Moving abroad is a stressful experience and acclimatising to a new culture can take some time. Your first few days in a new home can be made that little bit easier if you remember these ten 10 simple things!
In Britain over 165,000,000 cups of tea are drunk every single day. During stressful times tea really is the liquid that keeps Britons going. When you first arrive in a new country you probably won’t know where you can buy teabags or whether any shops will stock your favourite brand. Taking a little box with you means that you’ll be able to spend your first few days in a foreign country supported by the taste of home.
Street Directory/City Guide
Unless you’re already very familiar with the area you’ve relocated to, street dictionaries and city guides are invaluable for new expats. If you study the layout of the city and look up public amenities the likelihood of getting lost (and being sent into a panic!) will be significantly reduced. Wandering round your new home with guides might make you feel a bit like a tourist but using them really will make you feel like a local much quicker.
That thing that makes you feel at Home
We all have something lying about the house which makes us feel at home – that little object with so many meanings and memories attached to it. It could be anything, from a dog-eared teddy to a book or a jewellery box, an old CD or a photo album. Whatever it is, don’t leave it in storage or ship it with your larger items. If it’s not too big or heavy pack it in your travelling luggage. Bringing that special thing with you can really make a new country feel less foreign.

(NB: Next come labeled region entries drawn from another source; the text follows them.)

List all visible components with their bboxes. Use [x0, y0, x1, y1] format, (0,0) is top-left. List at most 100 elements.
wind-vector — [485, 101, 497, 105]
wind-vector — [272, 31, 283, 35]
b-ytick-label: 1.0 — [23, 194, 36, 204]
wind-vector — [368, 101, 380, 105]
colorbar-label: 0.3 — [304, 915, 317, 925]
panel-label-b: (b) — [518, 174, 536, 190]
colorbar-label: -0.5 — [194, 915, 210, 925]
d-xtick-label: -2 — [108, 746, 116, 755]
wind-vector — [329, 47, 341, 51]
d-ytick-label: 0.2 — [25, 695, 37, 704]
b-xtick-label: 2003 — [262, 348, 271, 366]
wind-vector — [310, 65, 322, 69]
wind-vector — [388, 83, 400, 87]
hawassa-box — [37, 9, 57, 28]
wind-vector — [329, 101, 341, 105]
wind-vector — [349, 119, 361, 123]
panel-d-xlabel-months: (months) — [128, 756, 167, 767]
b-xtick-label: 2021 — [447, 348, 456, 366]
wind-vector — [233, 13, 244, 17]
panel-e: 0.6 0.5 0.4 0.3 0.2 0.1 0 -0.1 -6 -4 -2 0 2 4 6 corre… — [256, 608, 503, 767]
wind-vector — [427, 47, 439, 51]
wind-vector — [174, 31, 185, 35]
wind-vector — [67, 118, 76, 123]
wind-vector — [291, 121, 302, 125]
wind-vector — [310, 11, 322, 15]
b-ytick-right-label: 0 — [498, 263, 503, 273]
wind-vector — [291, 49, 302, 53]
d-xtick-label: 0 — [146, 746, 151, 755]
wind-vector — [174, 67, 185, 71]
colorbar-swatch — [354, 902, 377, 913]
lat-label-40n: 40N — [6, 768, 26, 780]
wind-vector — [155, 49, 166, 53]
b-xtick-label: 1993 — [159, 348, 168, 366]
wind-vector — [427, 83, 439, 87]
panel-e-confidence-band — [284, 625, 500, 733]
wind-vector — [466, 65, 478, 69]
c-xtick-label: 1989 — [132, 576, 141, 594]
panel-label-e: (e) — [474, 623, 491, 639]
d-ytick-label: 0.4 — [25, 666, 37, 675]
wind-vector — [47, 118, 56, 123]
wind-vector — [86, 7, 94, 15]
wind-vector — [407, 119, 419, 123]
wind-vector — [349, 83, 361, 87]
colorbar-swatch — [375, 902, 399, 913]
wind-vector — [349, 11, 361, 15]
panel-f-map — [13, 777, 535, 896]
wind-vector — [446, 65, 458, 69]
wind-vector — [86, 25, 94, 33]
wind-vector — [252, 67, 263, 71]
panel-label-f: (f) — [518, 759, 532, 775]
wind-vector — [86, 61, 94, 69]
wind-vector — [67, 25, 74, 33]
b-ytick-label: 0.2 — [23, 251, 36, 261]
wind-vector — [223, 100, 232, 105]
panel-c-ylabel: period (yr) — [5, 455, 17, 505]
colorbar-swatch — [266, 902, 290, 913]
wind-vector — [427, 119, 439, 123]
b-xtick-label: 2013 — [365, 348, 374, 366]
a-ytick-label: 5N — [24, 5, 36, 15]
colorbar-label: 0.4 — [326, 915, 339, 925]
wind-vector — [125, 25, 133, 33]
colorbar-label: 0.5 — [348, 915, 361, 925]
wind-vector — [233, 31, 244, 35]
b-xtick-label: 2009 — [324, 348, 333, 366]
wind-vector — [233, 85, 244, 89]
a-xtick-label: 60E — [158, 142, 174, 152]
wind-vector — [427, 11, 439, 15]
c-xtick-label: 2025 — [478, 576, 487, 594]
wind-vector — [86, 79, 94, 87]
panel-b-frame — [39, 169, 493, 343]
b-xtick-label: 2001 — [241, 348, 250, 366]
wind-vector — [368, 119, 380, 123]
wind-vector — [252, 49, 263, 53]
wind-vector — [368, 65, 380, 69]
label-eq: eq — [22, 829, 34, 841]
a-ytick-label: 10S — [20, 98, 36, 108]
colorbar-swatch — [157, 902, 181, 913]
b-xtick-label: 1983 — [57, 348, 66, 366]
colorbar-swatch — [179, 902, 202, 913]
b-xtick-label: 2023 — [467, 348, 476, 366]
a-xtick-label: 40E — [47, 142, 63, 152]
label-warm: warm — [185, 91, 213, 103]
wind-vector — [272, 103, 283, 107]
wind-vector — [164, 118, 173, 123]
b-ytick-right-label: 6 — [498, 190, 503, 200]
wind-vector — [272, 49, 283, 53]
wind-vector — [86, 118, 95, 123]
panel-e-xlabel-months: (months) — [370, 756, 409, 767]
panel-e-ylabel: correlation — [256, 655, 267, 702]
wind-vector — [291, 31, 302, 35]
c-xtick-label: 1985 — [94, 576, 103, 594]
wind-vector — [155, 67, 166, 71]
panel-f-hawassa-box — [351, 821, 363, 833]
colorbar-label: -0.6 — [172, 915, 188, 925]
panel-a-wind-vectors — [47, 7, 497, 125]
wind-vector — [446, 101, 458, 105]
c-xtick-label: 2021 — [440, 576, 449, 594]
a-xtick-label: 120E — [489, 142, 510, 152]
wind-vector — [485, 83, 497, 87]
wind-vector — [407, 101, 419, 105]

We live in a technological age and most of the things that keep an expat connected to the people they’ve left behind need a constant power source or have a limited charge. Unfortunately different countries have different plug sockets meaning that electrical products from the UK will be no good to you unless you have the right adapter! If you want to avoid a media blackout make sure you research what kind of sockets are used in your destination country and buy the relevant adapters. Keep at least one adapter in your hand luggage.
A Skype Account
In the first few weeks expats often call home a lot (even adapted expats like to maintain regular contact) but frequent international phone calls can be really pricey. Skype is a fantastic, affordable way of keeping in touch with loved ones. With Skype’s video call function you can actually see what’s going on back home and family and friends get to see you in your new world.
No expat should leave home without making sure that they have comprehensive medical insurance. Some people might think it’s a waste of money but no matter how careful you are accidents do happen. If you should get ill or suffer an injury abroad getting treatment can be costly and confusing if you don’t have insurance in place to cover it. Even if you never end up using it having relevant medical insurance will give you the peace of mind you need to really throw yourself into your new life.
A Pay-as-you-go Phone
Buying a local pay-as-you-go phone on arrival can be really useful. You may find that the mobile you used at home won’t work abroad; this will ensure that you can make and receive calls instantly. It also less hassle than paying a monthly British contract.
Cash cards and internet banking might rule the world at the moment but having some of your new country’s currency in physical form can be really useful. In your first few days of being an expat it can be comforting to know that you have funds which can be accessed instantly.
Many expats need to make occasional/regular money transfers between the UK and their overseas home. In this situation using a reputable currency broker like TorFX can save you time and money.
The Right Attitude
New expats with the right attitude are far more likely to adapt to unfamiliar surroundings and enjoy all the experiences which come with relocation. Confidence, friendliness, curiosity and open-mindedness are essential traits for anyone hoping to have a successful and enjoyable time as an expat. If you’re not naturally confident practise putting yourself out there before you go!
You might never have considered yourself a ‘business card’ type person but they can be so useful for new expats. They don’t take much time to organise or cost very much to buy and are well worth having. When you relocate you’ll be making new personal and business connections all the time and business cards are a handy way of passing on your details quickly and correctly. As you can design them they can be a real reflection of your skills, interests and personality and they look far more impressive to prospective employers than a number scribbled on a napkin!